ADD, Depression, and You!
December 3, 2010 4:48 PM Subscribe
How does someone know if a stimulant medication (adderall) is helping them the way it was intended to for ADD, or if they are searching for a reason to continue a substance that makes them feel good (aka addictive behaviors)?
Where is the line between a "need for functioning" and "it makes me feel better therefore I function better"?
Don't most people function better on a stimulant?
(also some ethical questions inside about working in the mental health industry...)
posted by anonymous to health & fitness (30 answers total) 22 users marked this as a favorite
This article on gifted children with ADD describes my childhood to a T.
I remember report cards with the words "absent minded professor" written on the comment section. However, I also remember what in hindsight was probably a full blown panic attack in 5th grade the night before a project was due, because I had procrastinated until the point where I was certain I could not finish it and would fail.
(and the world would've ended... obvi.)
I "coasted" through highschool because I was ahead of my peers for the most part, yet I almost fell apart in college. Luckily, I scraped through, until senior year where I effed up so completely that I had to withdraw from a course and graduate the following year.

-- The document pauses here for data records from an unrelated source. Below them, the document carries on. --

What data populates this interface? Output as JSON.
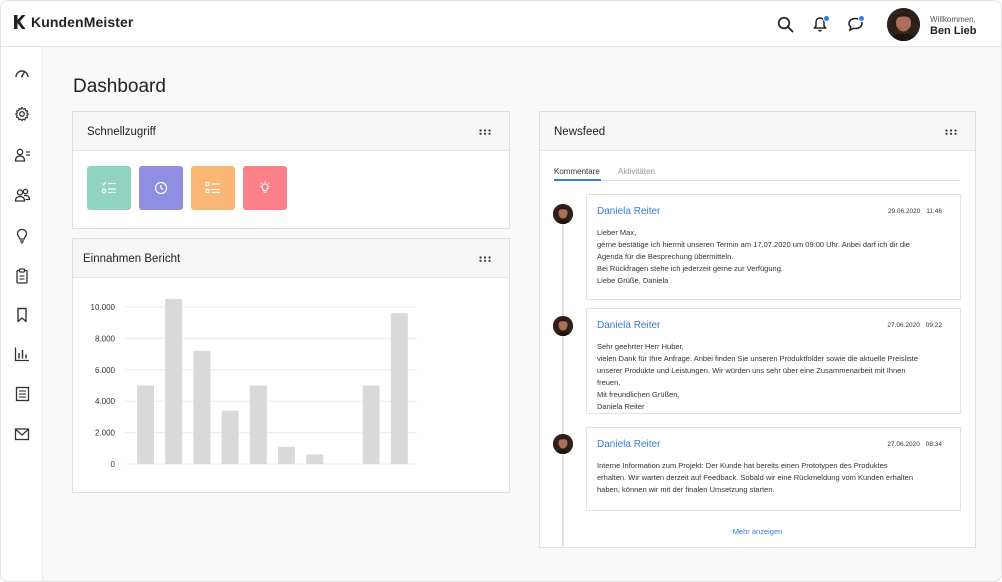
{
  "app": {
    "name": "KundenMeister"
  },
  "header": {
    "greeting": "Willkommen,",
    "user_name": "Ben Lieb",
    "notification_color": "#2f7ef5"
  },
  "sidebar": {
    "items": [
      {
        "icon": "dashboard-icon"
      },
      {
        "icon": "gear-icon"
      },
      {
        "icon": "user-list-icon"
      },
      {
        "icon": "users-icon"
      },
      {
        "icon": "lightbulb-icon"
      },
      {
        "icon": "clipboard-icon"
      },
      {
        "icon": "bookmark-icon"
      },
      {
        "icon": "bar-chart-icon"
      },
      {
        "icon": "document-list-icon"
      },
      {
        "icon": "mail-icon"
      }
    ]
  },
  "page": {
    "title": "Dashboard"
  },
  "quick_access": {
    "title": "Schnellzugriff",
    "buttons": [
      {
        "icon": "checklist-icon",
        "color": "#8fd3c0"
      },
      {
        "icon": "clock-icon",
        "color": "#8f8ee3"
      },
      {
        "icon": "list-icon",
        "color": "#fbb676"
      },
      {
        "icon": "lightbulb-icon",
        "color": "#fb8189"
      }
    ]
  },
  "income_report": {
    "title": "Einnahmen Bericht"
  },
  "chart_data": {
    "type": "bar",
    "title": "Einnahmen Bericht",
    "categories": [
      "",
      "",
      "",
      "",
      "",
      "",
      "",
      "",
      "",
      ""
    ],
    "values": [
      5000,
      10600,
      7200,
      3400,
      5000,
      1100,
      600,
      0,
      5000,
      9600
    ],
    "ylim": [
      0,
      10000
    ],
    "yticks": [
      "0",
      "2.000",
      "4.000",
      "6.000",
      "8.000",
      "10.000"
    ],
    "grid": true,
    "bar_color": "#d9d9d9"
  },
  "newsfeed": {
    "title": "Newsfeed",
    "tabs": [
      "Kommentare",
      "Aktivitäten"
    ],
    "active_tab": "Kommentare",
    "items": [
      {
        "author": "Daniela Reiter",
        "date": "29.06.2020",
        "time": "11:46",
        "lines": [
          "Lieber Max,",
          "gerne bestätige ich hiermit unseren Termin am 17.07.2020 um 09:00 Uhr. Anbei darf ich dir die",
          "Agenda für die Besprechung übermitteln.",
          "Bei Rückfragen stehe ich jederzeit gerne zur Verfügung.",
          "Liebe Grüße, Daniela"
        ]
      },
      {
        "author": "Daniela Reiter",
        "date": "27.06.2020",
        "time": "09:22",
        "lines": [
          "Sehr geehrter Herr Huber,",
          "vielen Dank für Ihre Anfrage. Anbei finden Sie unseren Produktfolder sowie die aktuelle Preisliste",
          "unserer Produkte und Leistungen. Wir würden uns sehr über eine Zusammenarbeit mit Ihnen",
          "freuen.",
          "Mit freundlichen Grüßen,",
          "Daniela Reiter"
        ]
      },
      {
        "author": "Daniela Reiter",
        "date": "27.06.2020",
        "time": "08:34",
        "lines": [
          "Interne Information zum Projekt: Der Kunde hat bereits einen Prototypen des Produktes",
          "erhalten. Wir warten derzeit auf Feedback. Sobald wir eine Rückmeldung vom Kunden erhalten",
          "haben, können wir mit der finalen Umsetzung starten."
        ]
      }
    ],
    "more_label": "Mehr anzeigen"
  }
}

I am now about to graduate from an MSW program, one which was HELL to get through.
Any and all ability I had to force myself through writing papers and doing the dog-and-pony show of academia is gone, and I only mustered through because of my decent writing skills (when I finally can produce), my above-average class contributions and discussions (not trying to be vain, just honest), and my crying jags in professors' offices.
I finally (FINALLY) went to seek professional help last year. I eventually agreed to try anti-depressants, and well... I'm still working on things.
I have an extreme reluctance to label myself as someone who might suffer from depression. My therapist said that I am a very good "talking head", and that I intellectualize my emotions.
Going through what was essentially "therapy school" has been a two year long process of analyzing myself in every textbook and every case study. I feel like I can argue every side of my own problem and come up with rationalizations for both being depressed and not being depressed, for having diagnosable ADD or being a drughound.
I don't want to be able to cheat the system; I feel this sort of inflated ego that no one is going to be able to outsmart my brain and ability to trick myself.
Here's what I know and feel like is not stuff that I am deluding myself with:
I was prescribed wellbutrin, and last year I didn't feel like it made much difference. I felt that maybe my depressive tendencies were situational, and that I felt better because that situation (aka semester) was over.
Maybe, 5-6 months into the medication I had some issues, missed multiple therapy sessions without advance warning, got embarrassed, and never went back. (I know. I know.)
Read up online, saw that it wasn't overly dangerous, and quit wellbutrin cold turkey.
Rinse, repeat this current year. Had a horrible semester, decided at the peak of terribleness to take the left over wellbutrin I had. Immediately, I felt better and noticed a difference. This was last month. Last month was/is the first time that I might accept that I actually might have some problem and that I'm not just lazy.
Interspersed a couple times within the last 2 years, I took some adderall from a friend. I had done adderall in undergrad, and I enjoyed it. (though I never used it recreationally, I only used it for all-nighters)
When I took the adderall this year, I felt so much better. I wasn't so freaked out anymore, I felt confident I could finish my assignment. I felt calm and my mood was cautiously happy. My immediate thoughts were, "I want to feel like this all the time."
I stopped taking my leftover wellbutrin today, and I don't really want to continue it. I feel that when I'm on it I have more headaches than normal and some jaw clenching that borders on painful. ...I also can't drink while I take it. And more so than I feel comfortable admitting, that's a pretty big factor in why I don't want to continue. I can however continue to obtain adderall from this friend, and I am sorely attempted to simply medicate myself.
I am afraid to go to a psychiatrist and say all this for fear of being dismissed and being labeled a drug seeker (and because I still have that ego trip that I'll be able to convince him/her of whatever I choose regardless of reality), AND YET as someone who has been effing trained in mental health, I realize that none of this is particularly good for me and that it's pretty clear I have issues that should be taken up again.
I also feel that in addition to that mess, I have the additional drama of being someone who eventually wants to work as a social worker and potentially deal with substance abusers. (I already do in field placement.) How can I ethically work while self-medicating on the side?
Sigh. Any and all comments/advice appreciated.